FORT McCOY, Wis. –
Sergeant Major of the Army Michael A. Grinston wrapped up a two-day visit to the Total Force Training Center July 20-21, 2021, meeting and talking with Soldiers and spouses of the Eagle Brigade, Soldiers attending advanced leader and senior leader courses and U.S. Army Reserve Soldiers training on Fort McCoy as part of Pershing Strike 21.
Grinston’s first stop after landing in Wisconsin was a meet and greet with Lt. Gen. Antonio Aguto, the commander of First Army, along with other senior leaders of First Army, First Army Division West, the Eagle Brigade and Fort McCoy to discuss the role of Pershing Strike 21 and Fort McCoy’s impact to total Army readiness.
Afterwards, he listened to the spouses of Soldiers of the 181st Multifunctional Training Brigade discuss quality of life issues, such as housing, spousal employment, the exceptional family member program and others.
“My job is, whatever your passion is, to explain that to Army leaders,” Grinston told the spouses after a nearly two-hour discussion.
Grinston’s first stop of the next day was a squad level physical training session with Soldiers of 1st Brigade Engineer Battalion, 310th Infantry Regiment, 181st MFTB, which included circuit muscular strength and cardiovascular exercises.
After taking questions about topics that ranged from the Army Combat Fitness Test to possibly extending time-on-station requirements, Grinston met with Soldiers attending advanced leader and senior leader courses at the Fort McCoy Noncommissioned Officer Academy.
Key topics Grinston discussed included leader development, understanding the people first initiative as it relates to readiness and engaged leadership, while also imploring the students to help make his initiative, “This Is My Squad,” more than just a slogan.

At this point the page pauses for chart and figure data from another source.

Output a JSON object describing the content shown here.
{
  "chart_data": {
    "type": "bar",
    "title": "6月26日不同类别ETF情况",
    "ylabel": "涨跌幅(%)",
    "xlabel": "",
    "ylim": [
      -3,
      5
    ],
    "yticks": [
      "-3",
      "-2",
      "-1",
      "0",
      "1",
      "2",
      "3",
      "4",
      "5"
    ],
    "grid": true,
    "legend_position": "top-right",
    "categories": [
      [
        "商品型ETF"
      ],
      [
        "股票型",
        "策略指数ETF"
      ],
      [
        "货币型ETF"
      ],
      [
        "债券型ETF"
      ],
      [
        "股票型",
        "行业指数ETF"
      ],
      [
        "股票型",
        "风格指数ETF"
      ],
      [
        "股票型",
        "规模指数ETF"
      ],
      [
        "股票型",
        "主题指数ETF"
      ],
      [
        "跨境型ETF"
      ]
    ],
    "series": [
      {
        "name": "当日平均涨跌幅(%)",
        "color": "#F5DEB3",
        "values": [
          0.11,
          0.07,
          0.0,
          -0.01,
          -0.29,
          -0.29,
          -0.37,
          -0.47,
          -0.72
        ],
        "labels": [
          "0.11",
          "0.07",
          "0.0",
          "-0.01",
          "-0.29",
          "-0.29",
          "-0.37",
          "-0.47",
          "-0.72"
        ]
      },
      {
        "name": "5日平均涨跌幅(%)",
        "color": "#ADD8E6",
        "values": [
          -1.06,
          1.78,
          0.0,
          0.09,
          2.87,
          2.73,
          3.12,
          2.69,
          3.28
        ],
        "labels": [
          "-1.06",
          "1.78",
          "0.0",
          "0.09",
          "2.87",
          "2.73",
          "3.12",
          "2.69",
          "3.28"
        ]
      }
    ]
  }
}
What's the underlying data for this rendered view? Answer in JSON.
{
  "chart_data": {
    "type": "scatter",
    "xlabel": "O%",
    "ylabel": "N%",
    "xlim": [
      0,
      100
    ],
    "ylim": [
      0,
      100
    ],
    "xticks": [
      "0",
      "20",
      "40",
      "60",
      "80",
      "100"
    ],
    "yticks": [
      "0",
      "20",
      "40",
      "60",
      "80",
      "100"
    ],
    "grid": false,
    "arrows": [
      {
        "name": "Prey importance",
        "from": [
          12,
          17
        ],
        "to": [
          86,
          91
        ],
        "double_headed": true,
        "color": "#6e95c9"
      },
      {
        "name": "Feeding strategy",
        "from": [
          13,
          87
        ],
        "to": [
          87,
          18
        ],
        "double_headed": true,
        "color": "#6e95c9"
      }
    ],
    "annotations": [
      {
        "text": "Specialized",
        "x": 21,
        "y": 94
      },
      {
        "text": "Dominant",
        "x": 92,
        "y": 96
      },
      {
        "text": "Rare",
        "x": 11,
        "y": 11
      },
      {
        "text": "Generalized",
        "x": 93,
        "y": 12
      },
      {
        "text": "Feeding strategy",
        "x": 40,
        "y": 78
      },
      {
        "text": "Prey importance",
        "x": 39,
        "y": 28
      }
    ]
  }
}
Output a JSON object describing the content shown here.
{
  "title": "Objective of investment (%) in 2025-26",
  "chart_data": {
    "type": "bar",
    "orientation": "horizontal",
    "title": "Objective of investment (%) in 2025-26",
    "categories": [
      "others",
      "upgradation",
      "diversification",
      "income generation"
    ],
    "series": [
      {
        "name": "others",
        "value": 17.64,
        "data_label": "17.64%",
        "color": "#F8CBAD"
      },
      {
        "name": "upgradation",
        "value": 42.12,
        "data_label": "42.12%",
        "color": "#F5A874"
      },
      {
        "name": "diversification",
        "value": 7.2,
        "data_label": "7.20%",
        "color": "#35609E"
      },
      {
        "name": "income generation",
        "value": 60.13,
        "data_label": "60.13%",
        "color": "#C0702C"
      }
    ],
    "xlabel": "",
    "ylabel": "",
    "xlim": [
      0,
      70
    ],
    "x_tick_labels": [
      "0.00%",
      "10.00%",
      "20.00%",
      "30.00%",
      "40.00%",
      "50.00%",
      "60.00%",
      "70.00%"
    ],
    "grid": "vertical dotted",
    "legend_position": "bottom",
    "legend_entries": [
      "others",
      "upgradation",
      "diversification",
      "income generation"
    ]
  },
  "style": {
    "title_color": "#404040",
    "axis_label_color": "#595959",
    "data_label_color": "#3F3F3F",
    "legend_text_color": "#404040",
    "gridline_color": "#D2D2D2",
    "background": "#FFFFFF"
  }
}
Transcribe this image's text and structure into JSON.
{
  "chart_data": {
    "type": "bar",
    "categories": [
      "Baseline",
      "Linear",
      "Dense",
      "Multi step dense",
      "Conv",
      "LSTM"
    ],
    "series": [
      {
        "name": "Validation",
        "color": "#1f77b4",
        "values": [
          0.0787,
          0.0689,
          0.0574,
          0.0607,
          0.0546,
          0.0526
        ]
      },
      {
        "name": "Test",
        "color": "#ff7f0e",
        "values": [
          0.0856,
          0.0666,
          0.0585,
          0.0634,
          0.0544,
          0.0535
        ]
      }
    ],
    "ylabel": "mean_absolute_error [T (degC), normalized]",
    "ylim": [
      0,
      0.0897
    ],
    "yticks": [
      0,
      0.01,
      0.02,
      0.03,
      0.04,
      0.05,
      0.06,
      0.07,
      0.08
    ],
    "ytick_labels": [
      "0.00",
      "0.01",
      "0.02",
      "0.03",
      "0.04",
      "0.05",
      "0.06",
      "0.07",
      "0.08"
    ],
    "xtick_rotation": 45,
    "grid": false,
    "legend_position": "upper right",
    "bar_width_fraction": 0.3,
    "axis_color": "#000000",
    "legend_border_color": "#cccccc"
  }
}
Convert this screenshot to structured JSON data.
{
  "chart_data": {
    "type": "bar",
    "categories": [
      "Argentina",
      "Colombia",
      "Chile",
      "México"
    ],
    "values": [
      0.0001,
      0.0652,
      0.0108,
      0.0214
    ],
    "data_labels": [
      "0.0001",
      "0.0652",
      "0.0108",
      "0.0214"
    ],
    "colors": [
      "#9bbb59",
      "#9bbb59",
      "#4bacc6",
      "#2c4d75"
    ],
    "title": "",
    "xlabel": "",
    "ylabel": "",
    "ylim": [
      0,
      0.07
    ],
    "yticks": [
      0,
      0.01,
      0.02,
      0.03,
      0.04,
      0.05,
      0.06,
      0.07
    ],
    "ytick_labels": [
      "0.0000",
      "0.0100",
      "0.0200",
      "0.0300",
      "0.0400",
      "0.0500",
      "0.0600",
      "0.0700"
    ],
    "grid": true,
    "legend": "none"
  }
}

“When we talk about people first and readiness, it’s not that we are forgetting about readiness, it’s that we are also establishing individual tasks and building from there,” Grinston said. “Care about your people, engage with them, know your people,” he said.
Next on the itinerary was a meal, ready-to-eat lunch with Soldiers of the 645th Inland Cargo Transport Company, 650th Regional Support Group, 79th Theater Sustainment Command, followed by observing the unit’s convoy operations training led by observer coach/trainers of 1st Brigade Support Battalion, 351st Infantry Regiment, 181st MFTB.
The 645th ICTC is a U.S. Army Reserve unit preparing for an upcoming deployment to the CENTCOM’s area of responsibility.
“First Army has great leaders and great leadership, but their role in what they do for the total Army, what their observer coach/trainers out there do to guide them through training, I’m really proud of what they do,” Grinston said.
From one U.S. Army Reserve unit to another, Grinston spent time with Soldiers of the 1397th Deployment Distribution Support Battalion, 377th Theater Sustainment Command, to learn about port and port transportation operations.
The 1397th DDSB is also preparing for an upcoming deployment to the CENTCOM’s area of responsibility.
“It was definitely an honor to get to speak to the SMA about my job,” Spc. Luis Torres-Garcia, a transportation management coordinator for the 1397th DDSB, said. “As a specialist, to get to brief the Sergeant Major of the Army was a once in a lifetime experience, but also it was a great opportunity to give him insight into what we do, and stress the importance of our job. I feel like he got a great picture of that today.”
For Torres-Garcia, the biggest impact of that moment was how genuine Grinston seemed.
“When we talked about the gate system and the Integrated Computerized Deployment System to describe the shipping process from loading to transit to unloading, what stuck out the most to me was that he cares about what we do, and wanted to get a clear picture of what we do so that he can support us and our operations and really get to know us as people and as Soldiers,” he said.
For Grinston’s last stop of the day and trip, he visited U.S. Army Reserve Soldiers from the 335th Medical Company, 332nd Medical Brigade, 3rd Medical Command, who are here on Fort McCoy to support Pershing Strike 21 by providing lifelike and realistic training aides for medical and combat care injects.
“For me, it was quite an honor because it’s not just any sergeant major, it’s the Sergeant Major of the Army, and the fact that I was the one chosen to show him the work that we do here is truly special,” Spc. Javier Cosme, an Army mental health specialist for the 335th Medical Co., said. “As a unit, we’re very proud to get to meet the Sergeant Major of the Army, because there’s only been 16, so everybody was very excited that we were chosen to host him.”
As did throughout his trip on Fort McCoy, Grinston’s words of taking care of Soldiers rang the loudest.
“To me, what stuck out the most was when he talked about knowing the Soldier beside you, because sometimes we don’t really talk to our Soldiers and get to know them, which leads to us having outliers, but we can always do more.”